Con questa attività formativa l’Agenzia non intende distribuire una certificazione che attribuisca un riconoscimento di ruolo, ma offrire conoscenze e strumenti per svolgere al meglio la funzione tutoriale secondo la logica e l’organizzazione di Puntoedu. L’obiettivo è quello di fornire un ambiente di scambio, incontro e collaborazione tra e-tutor afferenti a diversi progetti di formazione, passati e presenti, un primo passo verso la costruzione di vere e proprie comunità di pratica per la creazione delle quali occorre “fidelizzare” il corsista, offrendogli strumenti e materiali stimolanti e funzioni apposite per la condivisione delle esperienze e la costruzione collegiale della conoscenza. Il modello proposto si regge sul principio dell’autoformazione e vive grazie alle aree di interazione e collaborazione proposte.
Obiettivo di questo ambiente è quello di offrire una panoramica di spunti pratico-metodologici sullo sfondo degli elementi che costituiscono il background culturale degli e-tutor Puntoedu e, nel contempo, di sviluppare una riflessione condivisa sulle competenze che deve possedere; proprio per questo si divide in tre momenti logicamente distinti: approfondimento, simulazione e condivisione.

Approfondimento

Tra le varie parti che vanno a costituire questo ambiente, l'Area di Approfondimento tematico “Approfondisci” costituisce uno strumento che si rivolge a tutta la comunità degli e-tutor, offre infatti contenuti didattici centrati su percorsi modulari, personalizzabili e finalizzati ad affinare abilità, conoscenze e competenze afferenti alle quattro macro-aree proposte: area sociale, area pedagogica, area tecnologica, area gestionale.

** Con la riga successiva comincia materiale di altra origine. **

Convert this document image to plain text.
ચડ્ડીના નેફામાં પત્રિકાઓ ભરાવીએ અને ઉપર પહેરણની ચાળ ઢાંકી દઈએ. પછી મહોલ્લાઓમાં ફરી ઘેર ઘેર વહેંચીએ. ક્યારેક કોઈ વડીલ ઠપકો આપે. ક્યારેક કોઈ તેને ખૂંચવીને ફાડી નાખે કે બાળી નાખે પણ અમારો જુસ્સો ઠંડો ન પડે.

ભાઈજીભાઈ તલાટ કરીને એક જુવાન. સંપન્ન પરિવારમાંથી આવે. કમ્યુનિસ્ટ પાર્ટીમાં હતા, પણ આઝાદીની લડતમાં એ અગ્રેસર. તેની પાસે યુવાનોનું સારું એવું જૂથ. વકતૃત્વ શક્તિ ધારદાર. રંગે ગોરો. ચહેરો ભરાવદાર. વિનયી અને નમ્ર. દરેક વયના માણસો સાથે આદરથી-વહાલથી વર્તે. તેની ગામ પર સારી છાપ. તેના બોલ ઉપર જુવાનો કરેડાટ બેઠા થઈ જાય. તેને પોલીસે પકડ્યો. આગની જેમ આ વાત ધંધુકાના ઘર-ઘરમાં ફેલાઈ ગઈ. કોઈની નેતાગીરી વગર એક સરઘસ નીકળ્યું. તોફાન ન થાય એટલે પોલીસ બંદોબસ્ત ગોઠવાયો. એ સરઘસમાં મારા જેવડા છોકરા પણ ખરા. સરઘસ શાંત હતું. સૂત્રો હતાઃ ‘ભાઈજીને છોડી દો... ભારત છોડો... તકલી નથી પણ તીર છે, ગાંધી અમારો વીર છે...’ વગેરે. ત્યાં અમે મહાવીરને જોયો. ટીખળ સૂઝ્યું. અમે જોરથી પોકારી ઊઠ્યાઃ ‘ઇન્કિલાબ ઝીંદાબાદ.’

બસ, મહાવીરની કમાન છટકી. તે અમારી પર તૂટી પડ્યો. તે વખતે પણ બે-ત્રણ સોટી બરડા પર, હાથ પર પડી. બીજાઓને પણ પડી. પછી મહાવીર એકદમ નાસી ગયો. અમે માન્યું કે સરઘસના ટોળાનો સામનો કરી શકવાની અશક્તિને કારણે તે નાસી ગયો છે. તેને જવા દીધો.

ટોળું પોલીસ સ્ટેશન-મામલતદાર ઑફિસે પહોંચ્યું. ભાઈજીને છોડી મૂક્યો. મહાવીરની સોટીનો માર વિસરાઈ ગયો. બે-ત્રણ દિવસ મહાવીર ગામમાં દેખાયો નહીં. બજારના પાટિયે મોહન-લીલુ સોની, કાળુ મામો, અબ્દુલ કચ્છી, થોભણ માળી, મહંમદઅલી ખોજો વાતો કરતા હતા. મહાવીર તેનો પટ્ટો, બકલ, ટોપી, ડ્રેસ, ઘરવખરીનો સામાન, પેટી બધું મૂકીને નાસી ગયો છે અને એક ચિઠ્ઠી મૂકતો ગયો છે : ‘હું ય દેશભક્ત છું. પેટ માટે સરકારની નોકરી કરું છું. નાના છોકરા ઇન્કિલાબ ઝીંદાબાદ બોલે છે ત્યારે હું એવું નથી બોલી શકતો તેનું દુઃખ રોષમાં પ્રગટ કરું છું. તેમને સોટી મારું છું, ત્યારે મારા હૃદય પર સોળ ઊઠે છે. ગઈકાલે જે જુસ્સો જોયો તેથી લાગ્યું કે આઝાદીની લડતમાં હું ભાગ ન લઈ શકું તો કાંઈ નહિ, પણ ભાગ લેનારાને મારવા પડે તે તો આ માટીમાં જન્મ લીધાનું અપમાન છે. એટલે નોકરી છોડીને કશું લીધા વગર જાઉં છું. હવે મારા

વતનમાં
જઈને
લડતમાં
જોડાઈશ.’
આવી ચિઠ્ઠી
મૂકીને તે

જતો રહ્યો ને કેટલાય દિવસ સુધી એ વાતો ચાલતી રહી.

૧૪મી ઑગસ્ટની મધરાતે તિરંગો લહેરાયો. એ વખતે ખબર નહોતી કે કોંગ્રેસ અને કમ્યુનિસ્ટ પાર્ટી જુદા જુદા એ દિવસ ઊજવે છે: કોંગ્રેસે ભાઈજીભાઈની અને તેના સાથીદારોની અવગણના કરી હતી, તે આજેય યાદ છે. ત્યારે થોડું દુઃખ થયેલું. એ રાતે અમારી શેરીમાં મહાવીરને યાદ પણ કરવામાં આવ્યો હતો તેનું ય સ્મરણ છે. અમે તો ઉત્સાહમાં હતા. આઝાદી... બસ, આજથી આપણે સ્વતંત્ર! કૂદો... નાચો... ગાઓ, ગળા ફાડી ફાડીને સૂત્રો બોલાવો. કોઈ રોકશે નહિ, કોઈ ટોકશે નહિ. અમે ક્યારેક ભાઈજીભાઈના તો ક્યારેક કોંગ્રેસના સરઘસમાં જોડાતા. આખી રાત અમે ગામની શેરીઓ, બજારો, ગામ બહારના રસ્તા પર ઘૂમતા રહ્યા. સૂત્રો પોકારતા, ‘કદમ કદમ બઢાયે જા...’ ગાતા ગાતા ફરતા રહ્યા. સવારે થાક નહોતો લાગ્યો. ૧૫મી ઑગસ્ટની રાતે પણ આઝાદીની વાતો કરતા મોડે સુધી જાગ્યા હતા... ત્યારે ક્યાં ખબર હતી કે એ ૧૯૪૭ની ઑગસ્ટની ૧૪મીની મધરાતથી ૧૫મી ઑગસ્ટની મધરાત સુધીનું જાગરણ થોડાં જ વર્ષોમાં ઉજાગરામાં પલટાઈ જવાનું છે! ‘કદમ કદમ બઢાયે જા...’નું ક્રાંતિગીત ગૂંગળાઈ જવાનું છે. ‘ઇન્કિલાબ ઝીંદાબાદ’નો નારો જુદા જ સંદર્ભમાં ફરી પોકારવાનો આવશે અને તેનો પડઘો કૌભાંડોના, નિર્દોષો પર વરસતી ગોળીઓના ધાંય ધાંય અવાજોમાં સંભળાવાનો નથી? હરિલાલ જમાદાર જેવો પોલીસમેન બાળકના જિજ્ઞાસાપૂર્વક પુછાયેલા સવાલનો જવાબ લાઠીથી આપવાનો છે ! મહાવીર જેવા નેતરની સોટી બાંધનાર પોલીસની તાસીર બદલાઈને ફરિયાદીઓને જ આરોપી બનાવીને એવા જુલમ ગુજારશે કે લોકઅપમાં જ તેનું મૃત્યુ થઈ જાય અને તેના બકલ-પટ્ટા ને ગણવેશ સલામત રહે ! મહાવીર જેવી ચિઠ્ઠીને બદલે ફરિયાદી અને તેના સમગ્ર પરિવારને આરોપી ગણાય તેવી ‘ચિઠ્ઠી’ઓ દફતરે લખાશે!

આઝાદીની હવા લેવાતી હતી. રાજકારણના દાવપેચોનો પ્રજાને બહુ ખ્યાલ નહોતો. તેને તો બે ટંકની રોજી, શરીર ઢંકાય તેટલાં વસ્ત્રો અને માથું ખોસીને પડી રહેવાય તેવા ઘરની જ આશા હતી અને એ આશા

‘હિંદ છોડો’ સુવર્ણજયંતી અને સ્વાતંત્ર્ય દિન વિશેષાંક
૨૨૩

A ciascuna area corrispondono spunti formativi di natura pratica (attività in autovalutazione), riflessiva (materiali di studio), suggerimenti metodologico-didattici, risorse per l’approfondimento e strumenti finalizzati a fornire un supporto operativo.
Hanno collaborato alla produzione dei materiali didattici una rete di 12 Università incaricate dall’Agenzia Scuola ex INDIRE di produrre materiali di studio e attività. Questi contributi sono stati integrati con materiali prodotti da ANITEL, Associazione, Nazionale, Italiana, Tutor, E-Learning.

Simulazione

Vengono inoltre offerti strumenti che, pur non entrando nella specificità dell'ambiente per le attività collaborative dei singoli gruppi (Edulab), consentono a l'e-tutor di avere una panoramica generale della struttura di una piattaforma, grazie alla simulazione di un ambiente Puntoedu sia dal lato corsista che dal lato e-tutor.
Dalla Home Page si accede ad un mini ambiente Puntoedu corredato degli strumenti di cui l’e-tutor ed il corsista dispongono. L’e-tutor può accedere a questo ambiente autenticandosi sia come corsista che come e-tutor osservando le differenze di interazione con i vari strumenti disponibili.
Come corsista potrà:

  • inviare un elaborato;
  • scaricare materiali di studio;
  • verificare i crediti maturati nel proprio portfolio.

Come e-tutor potrà:

  • validare gli elaborati nel registro;
  • creare una nuova classe virtuale;
  • associare corsisti alla classe.


Condivisione

Per facilitare la condivisione dell'esperienza di e-tutor vengono messi a disposizione alcuni strumenti volti a favorire la nascita di una community. Troviamo un insieme di forum generali (non tematici) aperti a tutti i partecipanti alla formazione che hanno la possibilità di incontrarsi in rete, aprire discussioni e rispondere ai messaggi dei colleghi condividendo con loro: informazioni, nuove idee, impressioni, opinioni, documenti di lavoro, esperienze. La community prevede:
Area Caffè - forum di discussione libera: scambio di opinioni tra utenti di Puntoedu;
Linea diretta con Agenzia Scuola - forum i cui interventi riguarderanno la metodologia formativa della piattaforma e i criteri di validazione dei percorsi formativi in essere: proposte, domande, commenti riguardanti Puntoedu;
Area di discussione sugli aspetti tecnici - forum i cui interventi riguarderanno chiarimenti sugli aspetti tecnici dell'ambiente di formazione.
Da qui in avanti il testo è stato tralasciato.